Assyria was the great world power until 612 B.C. Then Babylon ruled as the world power until 539 B.C. when Cyrus the Great, king of the Persian Empire, conquered it. Cyrus ruled the Persian Empire for nine more years until he died in 530 B.C., with Darius the Mede ruling the first two years for him. During those nine years he permitted about 50,000 Jews to return to their homeland and lay the foundation of the Temple.
During the reign of Cyrus’ son, Cambyses II (530-522 B.C.), work on the Temple was stopped. But when Darius I became king in 522 B.C. he permitted the work on the Temple to continue. During his reign Haggai and Zechariah ministered to the Jews. By 515 B.C. the Temple was completed by Zerubbabel.
When Darius I died in 486 B.C. his son Xerxes became king of the Persian Empire and ruled until 465 B.C. He married Esther in 481 B.C. (The Book of Esther). Then Artaxerxes I ruled the Persian Empire from 464-424 B.C. Ezra went to Jerusalem in 458 B.C. The Temple had been rebuilt.

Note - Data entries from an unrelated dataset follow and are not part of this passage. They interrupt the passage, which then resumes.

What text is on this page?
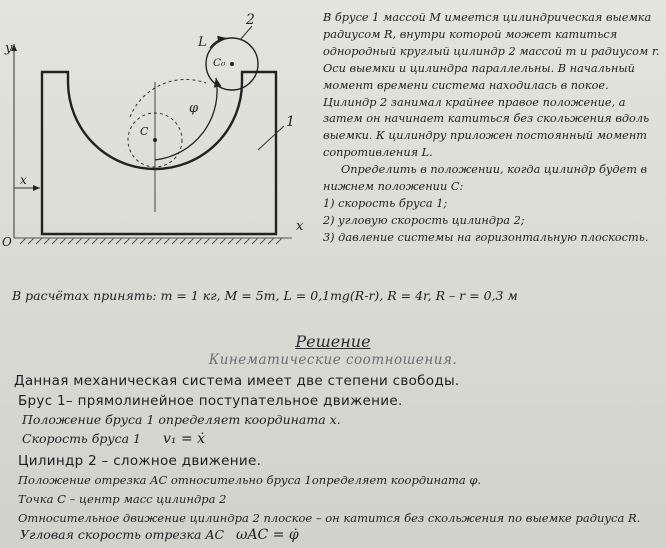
y
O
x
x
1
C
φ
C₀
2
L

В брусе 1 массой М имеется цилиндрическая выемка радиусом R, внутри которой может катиться однородный круглый цилиндр 2 массой m и радиусом r. Оси выемки и цилиндра параллельны. В начальный момент времени система находилась в покое. Цилиндр 2 занимал крайнее правое положение, а затем он начинает катиться без скольжения вдоль выемки. К цилиндру приложен постоянный момент сопротивления L.

Определить в положении, когда цилиндр будет в нижнем положении С:

1) скорость бруса 1;
2) угловую скорость цилиндра 2;
3) давление системы на горизонтальную плоскость.
В расчётах принять: m = 1 кг, M = 5m, L = 0,1mg(R-r), R = 4r, R – r = 0,3 м
Решение
Кинематические соотношения.
Данная механическая система имеет две степени свободы.
Брус 1– прямолинейное поступательное движение.
Положение бруса 1 определяет координата x.
Скорость бруса 1 v₁ = ẋ
Цилиндр 2 – сложное движение.
Положение отрезка AC относительно бруса 1определяет координата φ.
Точка C – центр масс цилиндра 2
Относительное движение цилиндра 2 плоское – он катится без скольжения по выемке радиуса R.
Угловая скорость отрезка AC ωAC = φ̇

Now Ezra taught the Law of God and ended the people’s pagan marriages. Nehemiah went to Jerusalem to rebuild its walls. He worked on the walls about 445 B.C. (Nehemiah 1).
God spoke to the people of Israel through the prophets, and Malachi, the last one, spoke about 400 years before the arrival of John the Baptist. In other words, God was silent for 400 years.
The Old Testament tells us that there would be a coming Messiah. But when the Messiah came, his own people rejected him (John 1:10-11). Apart from faith in the Messiah, no one truly knows God.